William Cermak, a master potter and son of master potter Josef Cermak,
was born in 1856 in Kasejovice, Blatna, of what is now the Czech Republic,
and came to the United States in 1886 at age 30. Several other Cermaks
seemed to have come at about the same time, people who were probably
cousins or brothers of William. One settled in the midwest and his
branch of the family produced Mayor Anton J. Cermak of Chicago, who
died in 1933 of an assassin's bullet intended for President Franklin
Roosevelt.
William lived on the East
Side in New York City in a cold water flat, one bathroom to each floor.
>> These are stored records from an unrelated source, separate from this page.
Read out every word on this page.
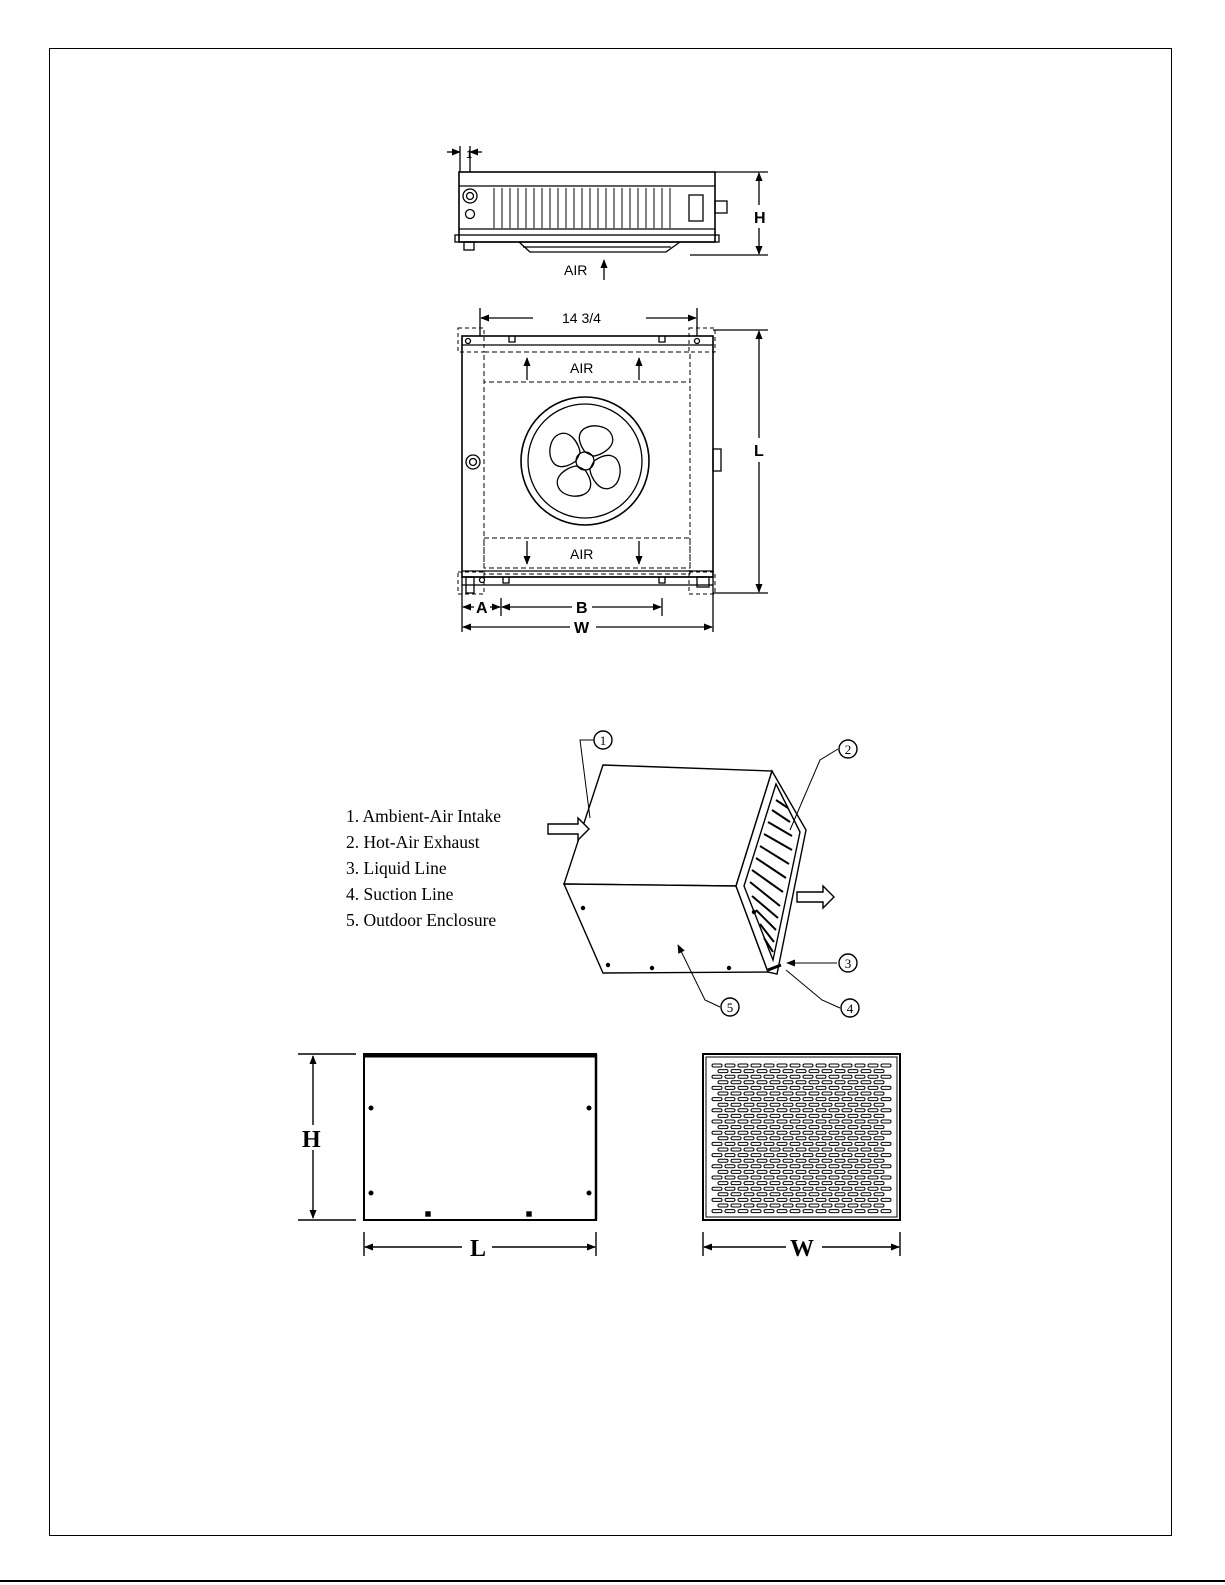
1"
H
AIR
14 3/4
AIR
AIR
L
A	B
W
1
2
3
4
5
H
L	W
1. Ambient-Air Intake
2. Hot-Air Exhaust
3. Liquid Line
4. Suction Line
5. Outdoor Enclosure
He found work at a foundry or pottery in the lower east side, and
sent for his wife and three sons, Frank, Edward, and Charles. They
lived somewhere in or near downtown Schenectady. There exists a picture
of the Cermak boys on the porch of a school described as being "on
lower Union Street." William soon came to the attention of a
"head hunter" searching for good artisans and invited him
to move to Schenectady to become the head of the porcelain division
of the new Edison Electric Co., which merged with the Edison Machine
Works to form General Electric in 1892.
Up through the early 1890s,
electrical insulators were made of glass,
which was fragile and not capable of with- standing high voltages.
In 1893, William Cermak, working with his subordinate John J. Kraus,
developed the petticoated porcelain insulator usable with
10,000 volt transmission lines, a breakthrough that enabled the rapid
growth of electrification in the United States. In 1904, after the
Cermaks moved to Fourth Ave in Schenectady's Mont Pleasant area, a
neighborhood where many other Czechs lived, William was appinted Alderman
for the Ninth Ward. At the time, Frank was 24 and working at General
Electric, learning from his father and helping him. He later became
an Alderman himself, and his son, also named Frank, was a Councilman
in the Schenectady County Town of Niskayuna at the time of his death
in 1971.
In 1905, William became
ill, so he and his wife and son Edward went back to Kasejovice for
his health, leaving Frank
to care for the ceramics building. Kasejovice is near the famous baths
at Marienbad. But the intended respite did not
help. William returned to Schenectady, continued to decline, and died
two years later. He is buried in Vale Cemetery.
This biography was compiled with the gracious assistance of Dr. Ethel
Cermak Tomkins, William's granddaughter, who provided the photograph
and the clippings from which the information was taken.